Of course, CEOs are compensated for a lot of risk, earning 354 times as much as the average worker last year, up from 195 times in 1993. The left-leaning think tank says the figures show shareholders aren't getting their money's worth, and that compensation should be more transparent.
"We see CEO-worker pay ratio disclosure as an important step forward toward corporate compensation common sense."
—Institute for Policy Studies report
See, you can't trust GDP numbers
Has the economy turned a corner? Well, sort of ... maybe. Revised figures show GDP grew by 2.5 percent in the second quarter, not the 1.7 percent reported earlier. That 2.5 is not stellar, but it is double the first quarter's pace.
Meanwhile, unemployment claims fell by 6,000 last week, to about what economists had forecast: 331,000. The four-week average is holding at a pace economists associate with a strengthening job market.
"It means there's less firing going on in the economy. It doesn't tell us about hiring."
—CNBC's Steve Liesman
$130 billion transatlantic call
Got shares in U.K. telecom firm Vodafone? Then you had a good day. The shares were up big after Vodafone confirmed it is in talks with Verizon to sell the U.S. firm Vodafone's 45 percent stake in jointly owned Verizon Wireless. But Vodafone stressed that the deal is not done. The price could be about $130 billion. Verizon shares were up as well.
"Very welcome news for Vodafone—this disposal was an overhang in the stock price for some time given the speculation around this, and more importantly, it allows the group to pay down its debt."

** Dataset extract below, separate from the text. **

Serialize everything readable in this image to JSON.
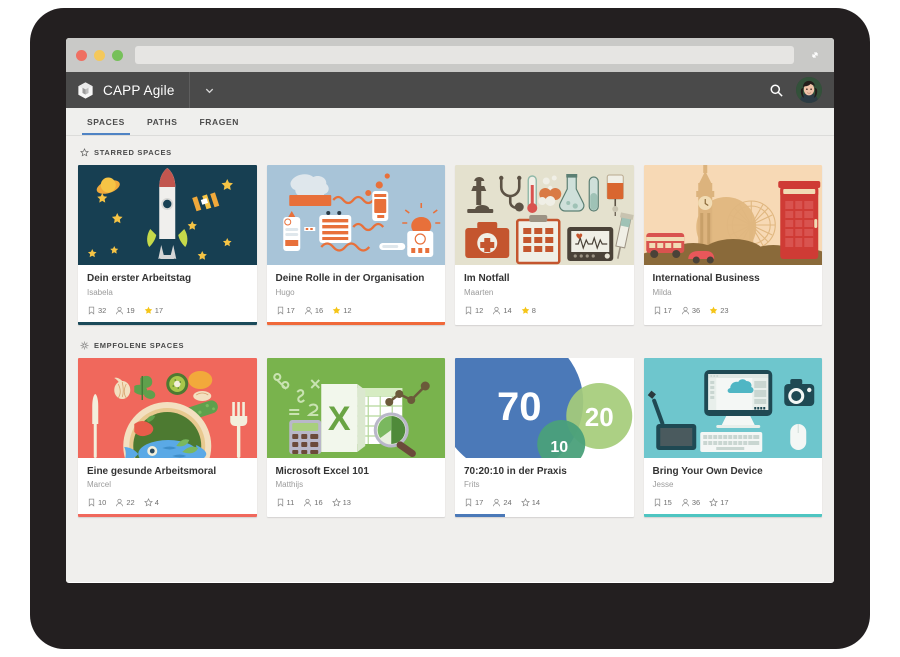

—Joe Rundle, head of trading at ETX Capital
One of the drags on the economy is the high number of "underwater" homeowners, who owe more than their homes are worth. They can't sell and can't move for better jobs. And this shadow supply of homes dampens prices.
Well, the situation is improving, slowly. About three million of these borrowers have moved above water this year thanks to rising home prices, the mortgage data firm Zillow reported. Still, that leaves about 12.2 million homeowners underwater, or 23.9 percent of those with a mortgage.
"Negative equity will be a factor in these markets for years to come, constraining the supply of homes for sale and keeping people out of the market who might otherwise get involved."
—Zillow Chief Economist Stan Humphries
Another drag on home prices is also improving: foreclosures. About 49,000 were completed in July, down from 65,000 a year earlier, CoreLogic data shows. It's still well above the 21,000 monthly average from 2000 to 2006. Rising prices and demand from housing investors have helped trim foreclosures. But a rise in mortgage rates could slow the foreclosure decline.
"Of all the housing types in demand, stressed assets are a hot commodity and are often bought by cash investors who are less sensitive to mortgage rates."